I recently migrated my Raspberry Pi-based home automation stack from Docker Compose to Kubernetes. A guide on setting up a single node K3s cluster on a Raspberry Pi 5 is covered in a separate post, but this one focuses on deploying Home Assistant once you have a cluster running. This post details how to deploy Home Assistant on Kubernetes with a straightforward configuration – avoiding the complexity of Helm charts.

For those unfamiliar, Home Assistant is an open-source home automation platform that puts local control and privacy first. It acts as a central hub for your smart home devices, allowing you to control them and create powerful automations. By running it on your own hardware, like a Raspberry Pi, you keep your data within your home network, a key advantage over many cloud-based solutions.

My Raspberry Pi serves as a dedicated platform for essential services like adblocking and home automation. Home Assistant is central to my setup, providing a unified interface for managing diverse smart home devices. While the official documentation focuses on Docker Compose, I needed a Kubernetes-native approach.

Using the standard Home Assistant container image, I created a deployment with persistent storage (using k3s’ local-path provisioner) and exposed it via a LoadBalancer service. This setup is ideal for single-node clusters like mine, but can be easily adapted to larger environments.

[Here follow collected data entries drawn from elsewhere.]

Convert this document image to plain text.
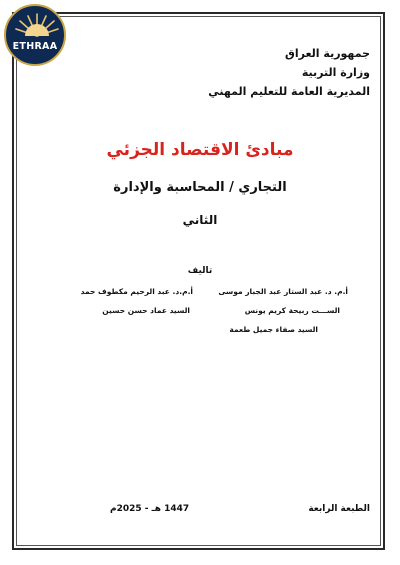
ETHRAA
جمهورية العراق
وزارة التربية
المديرية العامة للتعليم المهني
مبادئ الاقتصاد الجزئي
التجاري / المحاسبة والإدارة
الثاني
تاليف
أ.م. د. عبد الستار عبد الجبار موسى
أ.م.د. عبد الرحيم مكطوف حمد
الســـت ربيحة كريم يونس
السيد عماد حسن حسين
السيد صفاء جميل طعمة
الطبعة الرابعة
1447 هـ - 2025م
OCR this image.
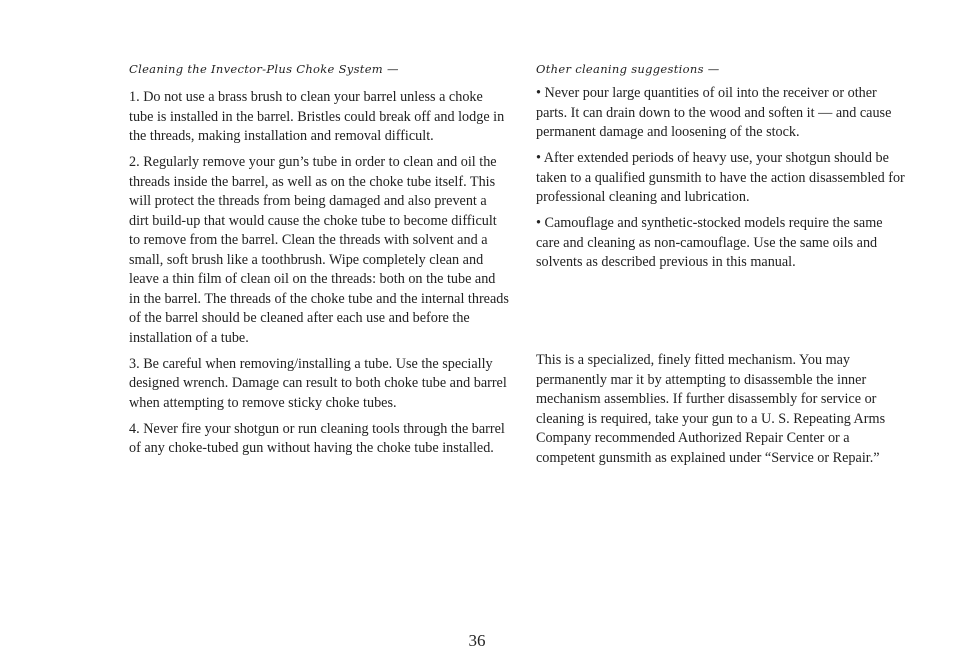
Cleaning the Invector-Plus Choke System —

1. Do not use a brass brush to clean your barrel unless a choke tube is installed in the barrel. Bristles could break off and lodge in the threads, making installation and removal difficult.

2. Regularly remove your gun’s tube in order to clean and oil the threads inside the barrel, as well as on the choke tube itself. This will protect the threads from being damaged and also prevent a dirt build-up that would cause the choke tube to become difficult to remove from the barrel. Clean the threads with solvent and a small, soft brush like a toothbrush. Wipe completely clean and leave a thin film of clean oil on the threads: both on the tube and in the barrel. The threads of the choke tube and the internal threads of the barrel should be cleaned after each use and before the installation of a tube.

3. Be careful when removing/installing a tube. Use the specially designed wrench. Damage can result to both choke tube and barrel when attempting to remove sticky choke tubes.

4. Never fire your shotgun or run cleaning tools through the barrel of any choke-tubed gun without having the choke tube installed.

Other cleaning suggestions —

• Never pour large quantities of oil into the receiver or other parts. It can drain down to the wood and soften it — and cause permanent damage and loosening of the stock.

• After extended periods of heavy use, your shotgun should be taken to a qualified gunsmith to have the action disassembled for professional cleaning and lubrication.

• Camouflage and synthetic-stocked models require the same care and cleaning as non-camouflage. Use the same oils and solvents as described previous in this manual.

This is a specialized, finely fitted mechanism. You may permanently mar it by attempting to disassemble the inner mechanism assemblies. If further disassembly for service or cleaning is required, take your gun to a U. S. Repeating Arms Company recommended Authorized Repair Center or a competent gunsmith as explained under “Service or Repair.”

36
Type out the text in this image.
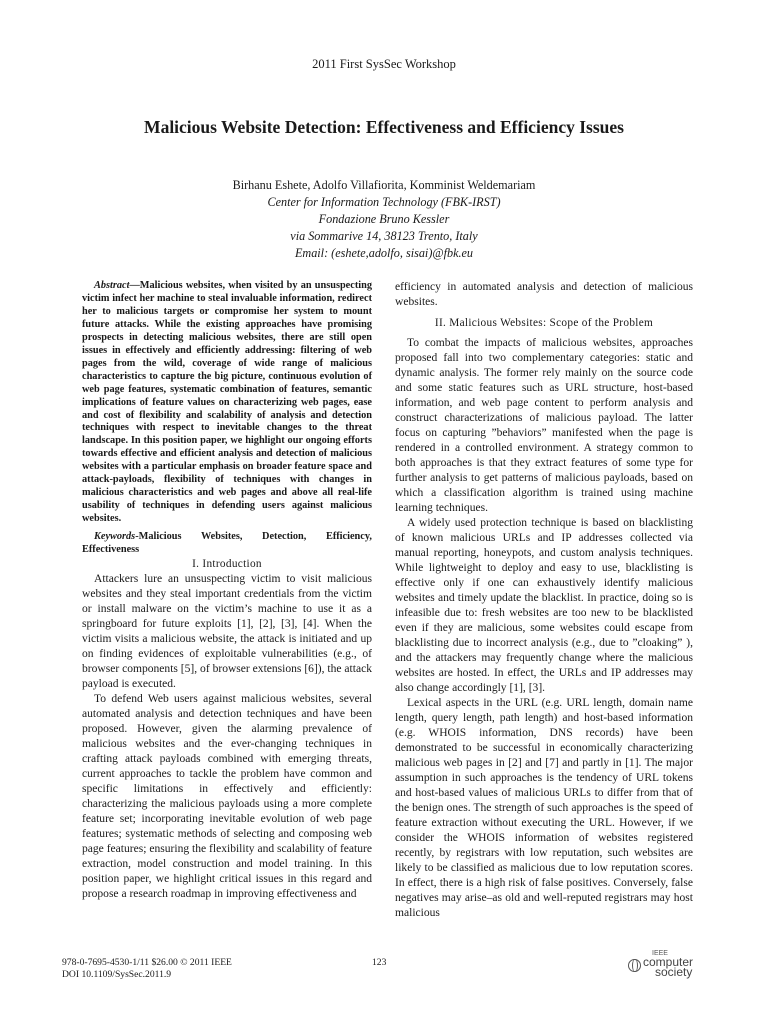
2011 First SysSec Workshop
Malicious Website Detection: Effectiveness and Efficiency Issues
Birhanu Eshete, Adolfo Villafiorita, Komminist Weldemariam
Center for Information Technology (FBK-IRST)
Fondazione Bruno Kessler
via Sommarive 14, 38123 Trento, Italy
Email: (eshete,adolfo, sisai)@fbk.eu

Abstract—Malicious websites, when visited by an unsuspecting victim infect her machine to steal invaluable information, redirect her to malicious targets or compromise her system to mount future attacks. While the existing approaches have promising prospects in detecting malicious websites, there are still open issues in effectively and efficiently addressing: filtering of web pages from the wild, coverage of wide range of malicious characteristics to capture the big picture, continuous evolution of web page features, systematic combination of features, semantic implications of feature values on characterizing web pages, ease and cost of flexibility and scalability of analysis and detection techniques with respect to inevitable changes to the threat landscape. In this position paper, we highlight our ongoing efforts towards effective and efficient analysis and detection of malicious websites with a particular emphasis on broader feature space and attack-payloads, flexibility of techniques with changes in malicious characteristics and web pages and above all real-life usability of techniques in defending users against malicious websites.

Keywords-Malicious Websites, Detection, Efficiency, Effectiveness

I. Introduction

Attackers lure an unsuspecting victim to visit malicious websites and they steal important credentials from the victim or install malware on the victim’s machine to use it as a springboard for future exploits [1], [2], [3], [4]. When the victim visits a malicious website, the attack is initiated and up on finding evidences of exploitable vulnerabilities (e.g., of browser components [5], of browser extensions [6]), the attack payload is executed.

To defend Web users against malicious websites, several automated analysis and detection techniques and have been proposed. However, given the alarming prevalence of malicious websites and the ever-changing techniques in crafting attack payloads combined with emerging threats, current approaches to tackle the problem have common and specific limitations in effectively and efficiently: characterizing the malicious payloads using a more complete feature set; incorporating inevitable evolution of web page features; systematic methods of selecting and composing web page features; ensuring the flexibility and scalability of feature extraction, model construction and model training. In this position paper, we highlight critical issues in this regard and propose a research roadmap in improving effectiveness and

efficiency in automated analysis and detection of malicious websites.

II. Malicious Websites: Scope of the Problem

To combat the impacts of malicious websites, approaches proposed fall into two complementary categories: static and dynamic analysis. The former rely mainly on the source code and some static features such as URL structure, host-based information, and web page content to perform analysis and construct characterizations of malicious payload. The latter focus on capturing ”behaviors” manifested when the page is rendered in a controlled environment. A strategy common to both approaches is that they extract features of some type for further analysis to get patterns of malicious payloads, based on which a classification algorithm is trained using machine learning techniques.

A widely used protection technique is based on blacklisting of known malicious URLs and IP addresses collected via manual reporting, honeypots, and custom analysis techniques. While lightweight to deploy and easy to use, blacklisting is effective only if one can exhaustively identify malicious websites and timely update the blacklist. In practice, doing so is infeasible due to: fresh websites are too new to be blacklisted even if they are malicious, some websites could escape from blacklisting due to incorrect analysis (e.g., due to ”cloaking” ), and the attackers may frequently change where the malicious websites are hosted. In effect, the URLs and IP addresses may also change accordingly [1], [3].

Lexical aspects in the URL (e.g. URL length, domain name length, query length, path length) and host-based information (e.g. WHOIS information, DNS records) have been demonstrated to be successful in economically characterizing malicious web pages in [2] and [7] and partly in [1]. The major assumption in such approaches is the tendency of URL tokens and host-based values of malicious URLs to differ from that of the benign ones. The strength of such approaches is the speed of feature extraction without executing the URL. However, if we consider the WHOIS information of websites registered recently, by registrars with low reputation, such websites are likely to be classified as malicious due to low reputation scores. In effect, there is a high risk of false positives. Conversely, false negatives may arise–as old and well-reputed registrars may host malicious

978-0-7695-4530-1/11 $26.00 © 2011 IEEE
DOI 10.1109/SysSec.2011.9
123
IEEE
computer
society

That being said let’s start by creating the namespace first:

apiVersion: v1
kind: Namespace
metadata:
  name: home-assistant
  labels:
    name: home-assistant

My Storage definition looks like this but feel free to replace the storageClassName with the one that is running on your cluster:

apiVersion: v1
kind: PersistentVolumeClaim
metadata:
  name: ha-volume-claim
  namespace: home-assistant
spec:
  storageClassName: local-path
  accessModes:
    - ReadWriteOnce
  resources:
    requests:
      storage: 1Gi

And the most important part, the deployment definition:

apiVersion: apps/v1
kind: Deployment
metadata:
  name: home-assistant
  namespace: home-assistant
  labels:
    app: home-assistant
spec:
  replicas: 1
  selector:
    matchLabels:
      app: home-assistant
  template:
    metadata:
      labels:
        app: home-assistant
    spec:
      containers:
      - name: home-assistant
        image: "ghcr.io/home-assistant/home-assistant:stable"
        securityContext:
          privileged: true
        ports:
          - containerPort: 8123
        volumeMounts:
          - mountPath: /config
            name: ha-config-volume
          - name: tz-config
            mountPath: /etc/localtime
      volumes:
      - name: ha-config-volume
        persistentVolumeClaim:
          claimName: ha-volume-claim
      - name: tz-config
        hostPath:
           path: /usr/share/zoneinfo/Europe/Berlin

Beyond persisting the Home Assistant configuration with a dedicated volume, I also create a separate volume to store the timezone information from the host system. Time accuracy is essential for reliable automation within Home Assistant.

The setup above would be useless if we cannot access it outside the cluster, so here is the service definition of LoadBalancer type:

apiVersion: v1
kind: Service
metadata:
  name: home-assistant
  namespace: home-assistant
  labels:
    app: home-assistant
spec:
  ports:
    - port: 8123
      targetPort: 8123
      name: home-assistant-web
  selector:
    app: home-assistant
  type: LoadBalancer

While this guide focuses on a single-node k3s cluster, the principles outlined here are readily adaptable to larger, more complex Kubernetes environments. Remember to adjust resource limits and storage class settings as needed for your specific infrastructure.